Alternatively, for example the number of source can be used to collect all the data for a specific source (compare out-commented example code). A lot of other flags can be defined to collect more measurements (RMS, reward, powers,...).
For more details we refer to the documentation and the other example notebooks.

In [33]:
hook = DataHook(collect_state_ids = ["source1_i_L1_a"],
                collect_action_ids = ["source1_u_a"]
                #collect_sources  = [1]  # alternative collect all data of source 1 
                );

Simulate(Controller, env, hook=hook);

hook.df

Unnamed: 0_level_0,episode,time,source1_i_L1_a,source1_v_L1_a,action,next_state_source1_i_L1_a
Unnamed: 0_level_1,Int64,Float32,Float64,Float64,Array…,Float64
1,1,0.0,0.0,0.0,"[0.575, 0.575, 0.575]",0.0
2,1,0.0001,0.0,0.0,"[0.575, 0.575, 0.575]",64.3879
3,1,0.0002,64.3879,205.206,"[0.575, 0.575, 0.575]",118.512
4,1,0.0003,118.512,163.059,"[0.575, 0.575, 0.575]",159.662
5,1,0.0004,159.662,118.471,"[0.575, 0.575, 0.575]",188.416
6,1,0.0005,188.416,79.1171,"[0.575, 0.575, 0.575]",206.748
7,1,0.0006,206.748,47.433,"[0.575, 0.575, 0.575]",216.964
8,1,0.0007,216.964,23.6258,"[0.575, 0.575, 0.575]",221.293
9,1,0.0008,221.293,7.07961,"[0.575, 0.575, 0.575]",221.713
10,1,0.0009,221.713,-3.29035,"[0.575, 0.575, 0.575]",219.837


After the experiment, the `RenderHookResults()` function provided by the `JEG` package can be used to show the results of the simulated episode.
States and actions which are logged with the `DataHook` can be selected to be plotted:

In [34]:
RenderHookResults(hook = hook, 
                    episode = 1,
                    states_to_plot  = ["source1_i_L1_a"],  
                    actions_to_plot = ["source1_u_a"])

As can be seen, the state `"source1_i_L1_a"` (belonging to the left y-axis) and the action `"source1_u_a"` (right y-axis) are plotted over the 500 timesteps while one timestep takes `ts = 1e-4` s resulting in an episode time of 0.05 s.
Here, the states and actions plotted/collected are not normalized.

Above the `control_type` of the source is chosen as classic in `mode => Step`. 
That means an open-loop and as can be seen in the plot action a step is given to the inputs resulting in an input voltage of `env.nc.parameters["grid"]["v_rms"]`. 
For more information about possible control modes, see `ClassicalController_Notebook` or documentation (LINK).

## AC-grid example
To run an AC-grid where the source created a sin-wave voltage with the frequency of `env.nc.parameters["grid"]["f_grid"]` just the control mode has to be changed from `Step` to `Swing`.

In [None]:
CM = [0. 1.
    -1. 0.]


parameters = Dict{Any, Any}(
        "source" => Any[
                        Dict{Any, Any}("pwr" => S_source, "control_type" => "classic", "mode" => "Swing", "fltr" => "LC", "i_limit" => 1e4, "v_limit" => 1e4,),
                        ],
        "load"   => Any[
                        Dict{Any, Any}("impedance" => "R", "R" => R_load)
                        ],
        "cable"   => Any[
                        Dict{Any, Any}("R" => 1e-3, "L" => 1e-4, "C" => 1e-4),
                        ],
        "grid" => Dict{Any, Any}("fs"=>1e4, "phase"=>3, "v_rms"=>230, "f_grid" => 50, "ramp_end"=>0.0)
    )

env = ElectricGridEnv(CM = CM, parameters = parameters)

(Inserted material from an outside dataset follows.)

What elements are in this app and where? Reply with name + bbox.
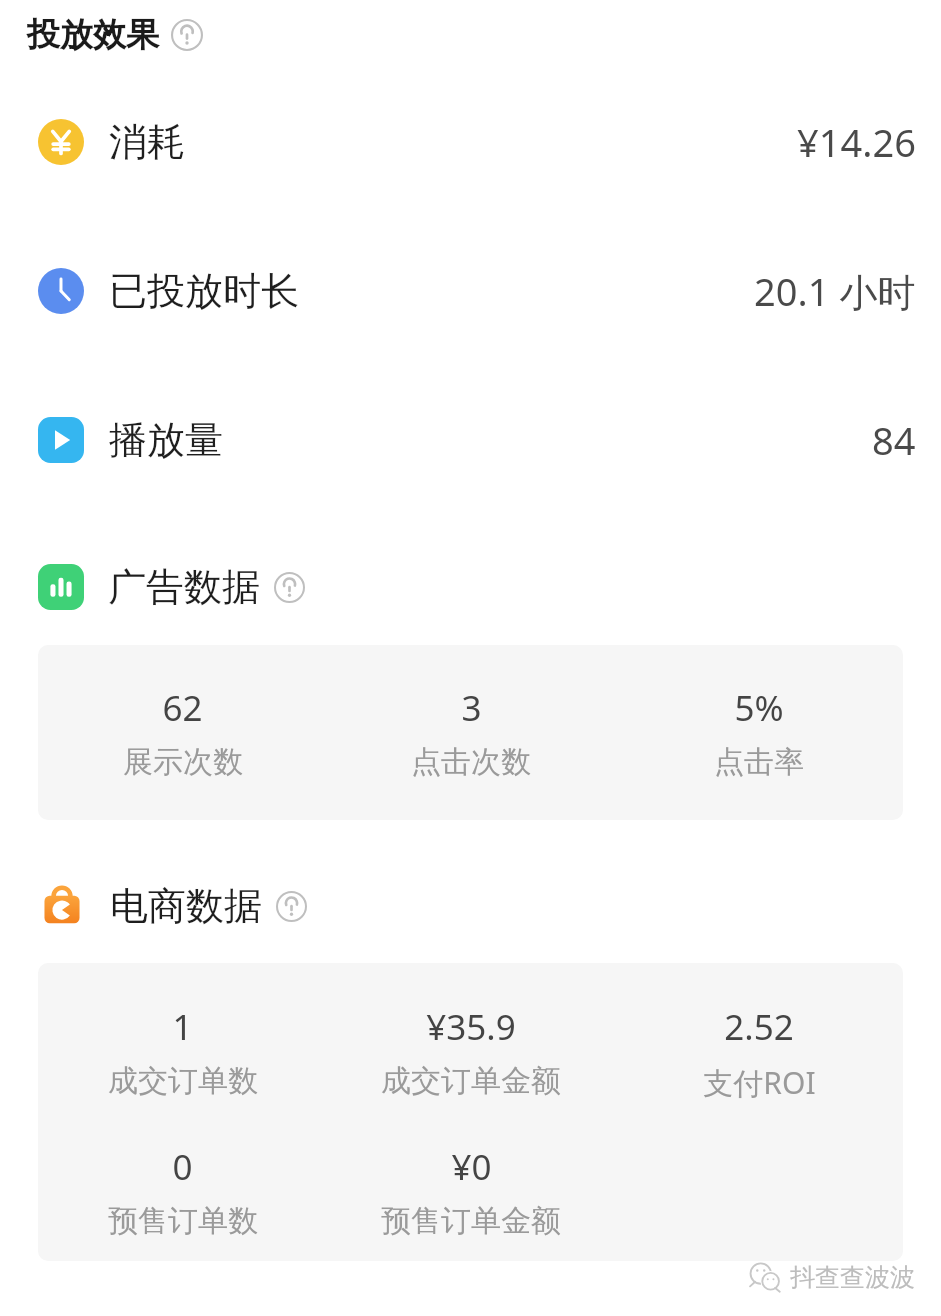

states_to_plot = ["source1_v_C_filt_a", "source1_v_C_filt_b", "source1_v_C_filt_c"]
action_to_plot = ["source1_u_a"]

hook = DataHook(collect_state_ids = states_to_plot)

Controller = SetupAgents(env)
Simulate(Controller, env, hook=hook)

RenderHookResults(hook = hook,
                  states_to_plot  = states_to_plot)

Based on that introdcution more enhanced environments can be created consiting of more sources and loads connected to each other, e.g.,
- controlled by classic grid controllers to share the power based on the droop concept --> See: `Classic_Controllers_Notebooks`,
- train RL agents to fullfill current control for single sources --> See: `RL_Single_Agent_DEMO.ipynb`,
- train RL agents to interact in a bigger power grid with classically controlled sources --> See: `RL_Classical_Controllers_Merge_DEMO.ipynb`.